On 9 March, there were 53 new confirmed cases, bringing the total in (mainland) Denmark to 90. Among all those infected, six were in hospital, but none of them required intensive care.
On 10 March, there were 172 new cases, bringing the total in (mainland) Denmark to 262. Among the new cases was one patient admitted to hospital, bringing the total to seven.
On 11 March, there were 252 new cases, bringing the total in (mainland) Denmark to 514. One of the cases, who likely had become infected at a meeting where another attendee was infected, caused particular concern because the person worked in a nursing home. As a result, the elderly at the nursing home were isolated in their own rooms, they were closely monitored and tests were being performed.

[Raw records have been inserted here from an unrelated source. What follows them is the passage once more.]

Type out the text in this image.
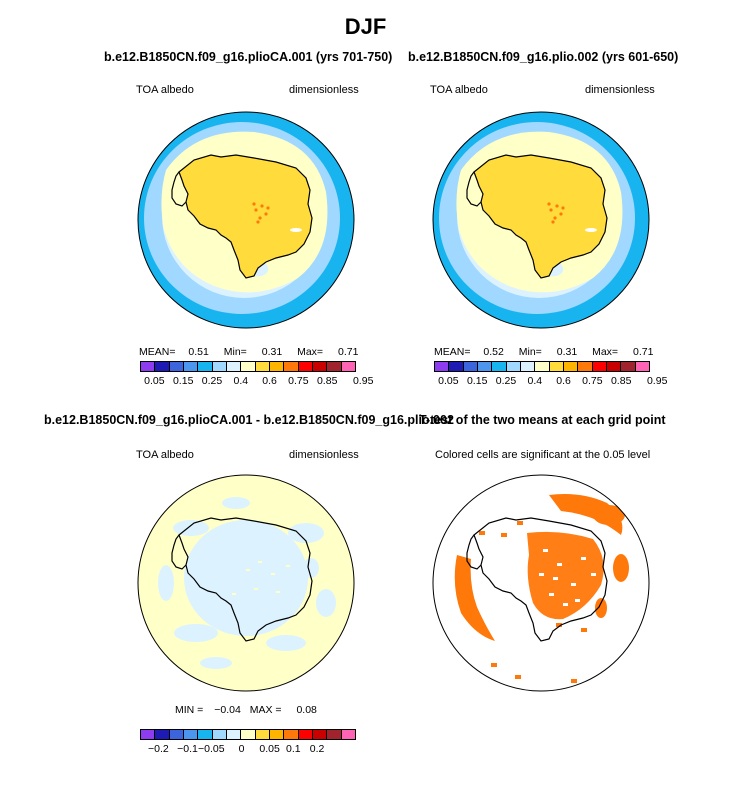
DJF
b.e12.B1850CN.f09_g16.plioCA.001 (yrs 701-750)
TOA albedo	dimensionless
MEAN= 0.51 Min= 0.31 Max= 0.71
0.05 0.15 0.25 0.4 0.6 0.75 0.85 0.95
b.e12.B1850CN.f09_g16.plio.002 (yrs 601-650)
TOA albedo	dimensionless
MEAN= 0.52 Min= 0.31 Max= 0.71
0.05 0.15 0.25 0.4 0.6 0.75 0.85 0.95
b.e12.B1850CN.f09_g16.plioCA.001 - b.e12.B1850CN.f09_g16.plio.002
TOA albedo	dimensionless
MIN = −0.04 MAX = 0.08
−0.2 −0.1 −0.05 0 0.05 0.1 0.2
T-test of the two means at each grid point
Colored cells are significant at the 0.05 level
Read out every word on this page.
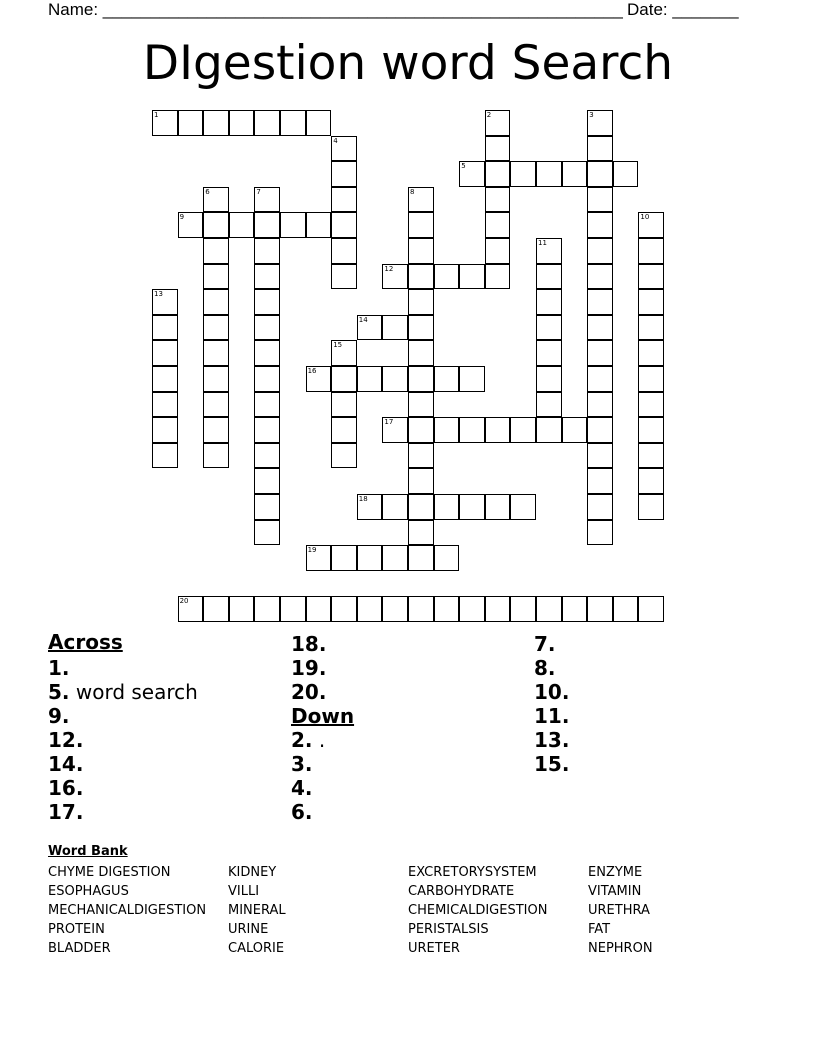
Name: _______________________________________________________ Date: _______
DIgestion word Search
1
5
9
12
14
15
16
17
18
19
20
2	3
4
6	7	8
10
11
13
Across
1.
5. word search
9.
12.
14.
16.
17.
18.
19.
20.
Down
2. .
3.
4.
6.
7.
8.
10.
11.
13.
15.
Word Bank
CHYME DIGESTION
ESOPHAGUS
MECHANICALDIGESTION
PROTEIN
BLADDER
KIDNEY
VILLI
MINERAL
URINE
CALORIE
EXCRETORYSYSTEM
CARBOHYDRATE
CHEMICALDIGESTION
PERISTALSIS
URETER
ENZYME
VITAMIN
URETHRA
FAT
NEPHRON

Among all the infected people in Denmark, ten patients were in hospital, including two in intensive care.
On 12 March, there were 160 new confirmed cases, bringing the total in (mainland) Denmark to 674. Among these were two at the nursing home where the elderly had been isolated and closely monitored since the day before because an employee was tested positive. On the same date, former footballer Thomas Kahlenberg announced that he had been declared fully recovered, making him the second publicly known recovery in the country. Whereas many early cases were related to people returning from ski holiday in northern Italy, many cases discovered later were related to people returning from ski holiday in Tyrol in Austria. An 80-year-old man with a history of heart disease tested positive after having a heart attack and dying in the North Jutland Region. Although unclear whether the virus had played a role in it, the authorities counted it as the first fatality related to COVID-19 in Denmark.
On 13 March, there were 127 new confirmed cases, bringing the total in (mainland) Denmark to 801. In addition, the Faroe Islands had their third confirmed case. Among all the infected people in Denmark, 23 were in hospital, including 4 in intensive care.
On 14 March, there were 26 new confirmed cases in (mainland) Denmark, bringing the total to 827. Another 6 were confirmed in the Faroe Islands, bringing the total to 9 in this archipelago. The second person died from COVID-19 in Denmark, in the Capital Region. It was an 81-year-old that was already weakened due to other serious diseases.